Леонтьевскую же позицию можно назвать мифологической. Эта позиция тоже встречается в истории общественной мысли отнюдь не единожды. Под таким мифологическим неоконсерватизмом я подразумеваю достаточно распространенный род политического романтизма, выдвигающего в качестве своей задачи осуществление некоего вневременного социального мифа в духе национального традиционализма. Отсюда - поиски особой судьбы, ориентация на абсолютную уникальность национального пути.
Такой мифологический консерватизм противопоставляет должное и сущее: наличная действительность критикуется, а как альтернатива предлагается некое архетипическое, вневременное бытие ("Святая Русь" или "прусская идея" - в зависимости от "почвы" произрастания). В случае леонтьевской концепции - речь идет о византизме. В этом типе консерватизма четко прослеживаются две взаимосвязанные идеи: проповедь патерналистской модели государства и требование духовной общности народа. Налицо установка подчинения личности целому (нации, например).

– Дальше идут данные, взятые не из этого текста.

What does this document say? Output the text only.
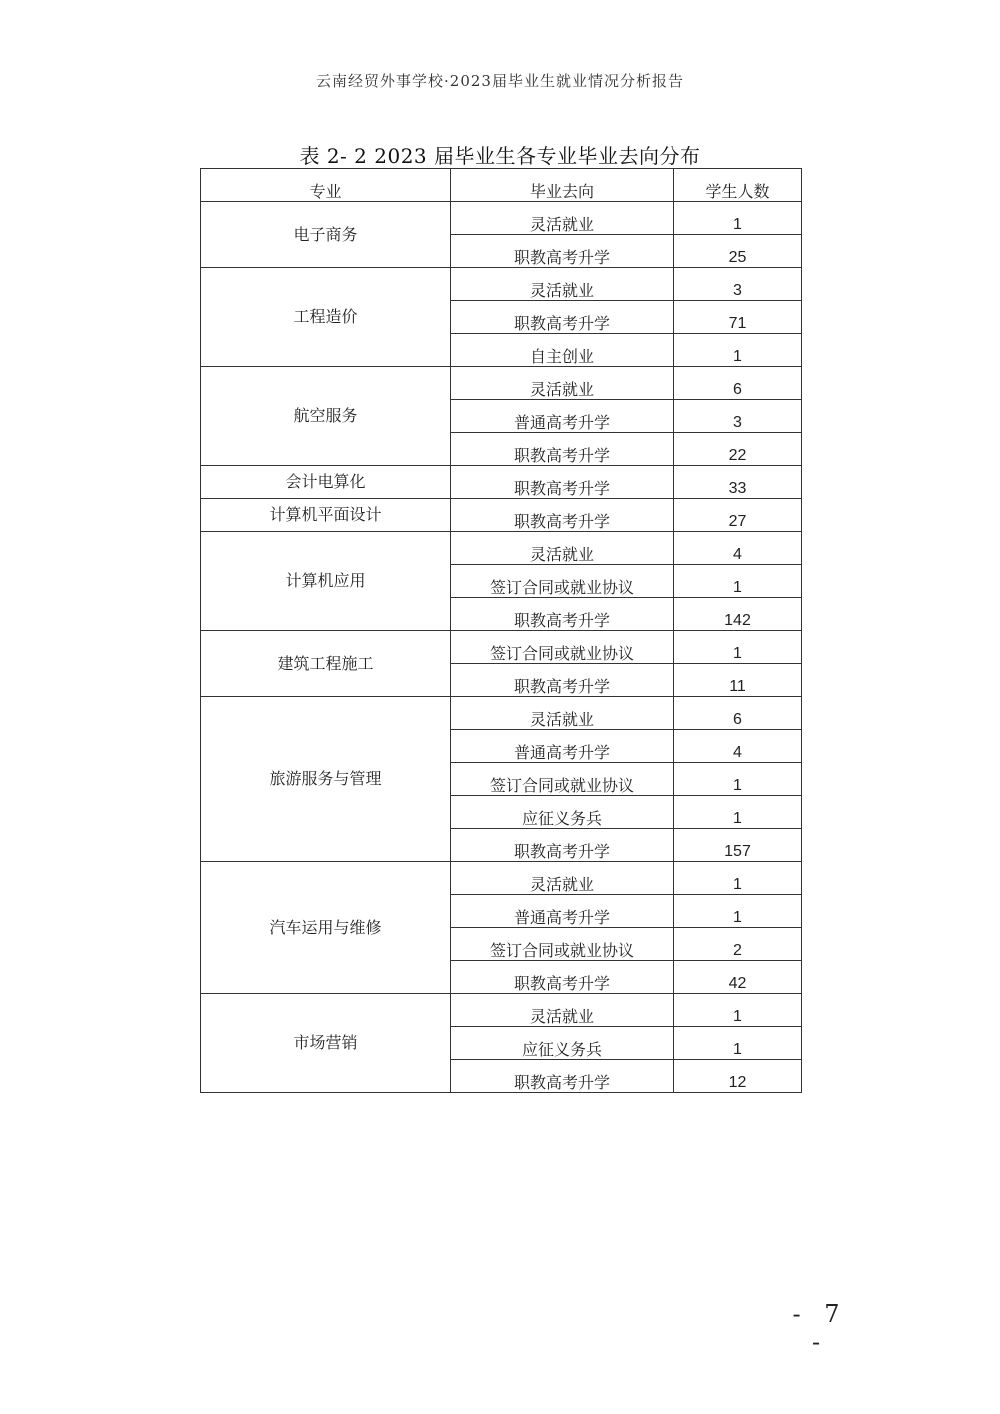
云南经贸外事学校·2023届毕业生就业情况分析报告
表 2- 2 2023 届毕业生各专业毕业去向分布
专业	毕业去向	学生人数
电子商务	灵活就业	1
	职教高考升学	25
工程造价	灵活就业	3
	职教高考升学	71
	自主创业	1
航空服务	灵活就业	6
	普通高考升学	3
	职教高考升学	22
会计电算化	职教高考升学	33
计算机平面设计	职教高考升学	27
计算机应用	灵活就业	4
	签订合同或就业协议	1
	职教高考升学	142
建筑工程施工	签订合同或就业协议	1
	职教高考升学	11
旅游服务与管理	灵活就业	6
	普通高考升学	4
	签订合同或就业协议	1
	应征义务兵	1
	职教高考升学	157
汽车运用与维修	灵活就业	1
	普通高考升学	1
	签订合同或就业协议	2
	职教高考升学	42
市场营销	灵活就业	1
	应征义务兵	1
	职教高考升学	12
- 7 -
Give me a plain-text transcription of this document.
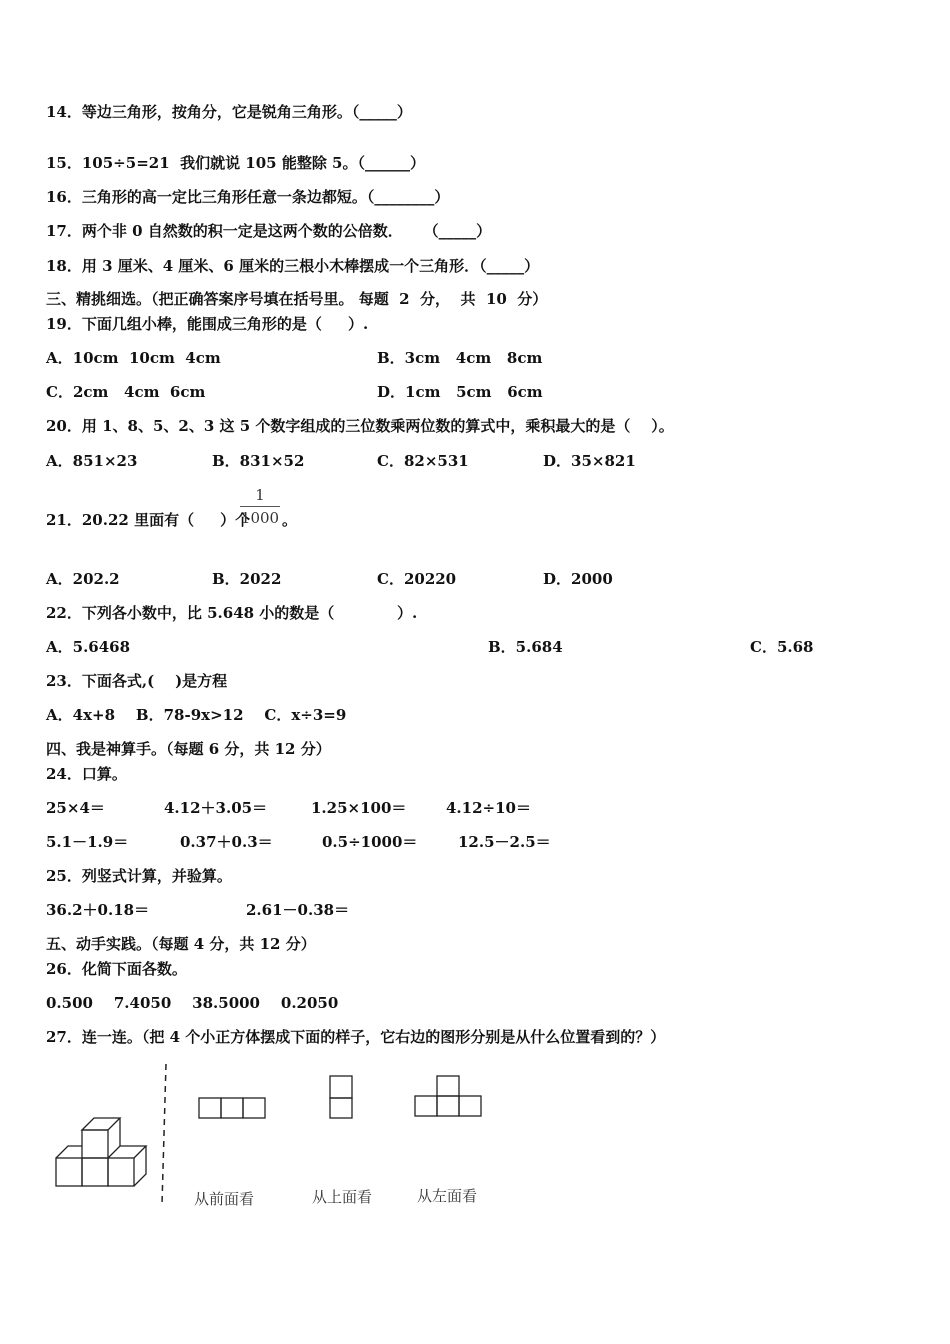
14．等边三角形，按角分，它是锐角三角形。（_____）
15．105÷5=21  我们就说 105 能整除 5。（______）
16．三角形的高一定比三角形任意一条边都短。（________）
17．两个非 0 自然数的积一定是这两个数的公倍数．    （_____）
18．用 3 厘米、4 厘米、6 厘米的三根小木棒摆成一个三角形．（_____）
三、精挑细选。（把正确答案序号填在括号里。 每题  2  分，  共  10  分）
19．下面几组小棒，能围成三角形的是（     ）.
A．10cm  10cm  4cm	B．3cm   4cm   8cm
C．2cm   4cm  6cm	D．1cm   5cm   6cm
20．用 1、8、5、2、3 这 5 个数字组成的三位数乘两位数的算式中，乘积最大的是（    ）。
A．851×23	B．831×52	C．82×531	D．35×821
21．20.22 里面有（     ）个
1
1000 。
A．202.2	B．2022	C．20220	D．2000
22．下列各小数中，比 5.648 小的数是（            ）.
A．5.6468	B．5.684	C．5.68
23．下面各式,(    )是方程
A．4x+8    B．78-9x>12    C．x÷3=9
四、我是神算手。（每题 6 分，共 12 分）
24．口算。
25×4＝	4.12＋3.05＝	1.25×100＝	4.12÷10＝
5.1－1.9＝	0.37＋0.3＝	0.5÷1000＝	12.5－2.5＝
25．列竖式计算，并验算。
36.2＋0.18＝	2.61－0.38＝
五、动手实践。（每题 4 分，共 12 分）
26．化简下面各数。
0.500    7.4050    38.5000    0.2050
27．连一连。（把 4 个小正方体摆成下面的样子，它右边的图形分别是从什么位置看到的？）
从前面看	从上面看	从左面看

Леонтьев пытался безоговорочно подчинить себя духовному водительству старцев; эта же "матрица" действует у него всюду: без подчинения, без "водительства" невозможна нормальная жизнь. Принцип "по своей глупой воле пожить" приведет только к анархии и смуте; в леонтьевском идеале каждый должен подчиниться чему-то высшему (Церкви, государству, византийскому идеалу).
Но где находилась современная Леонтьеву Россия - поднималась ли в гору к пышному расцвету, переживала эпоху цветущей сложности или уже катилась вниз? Сольется ли Россия с Европой и подчинится уравнительным процессам, которые в ней происходят, или устоит в своей отдельности?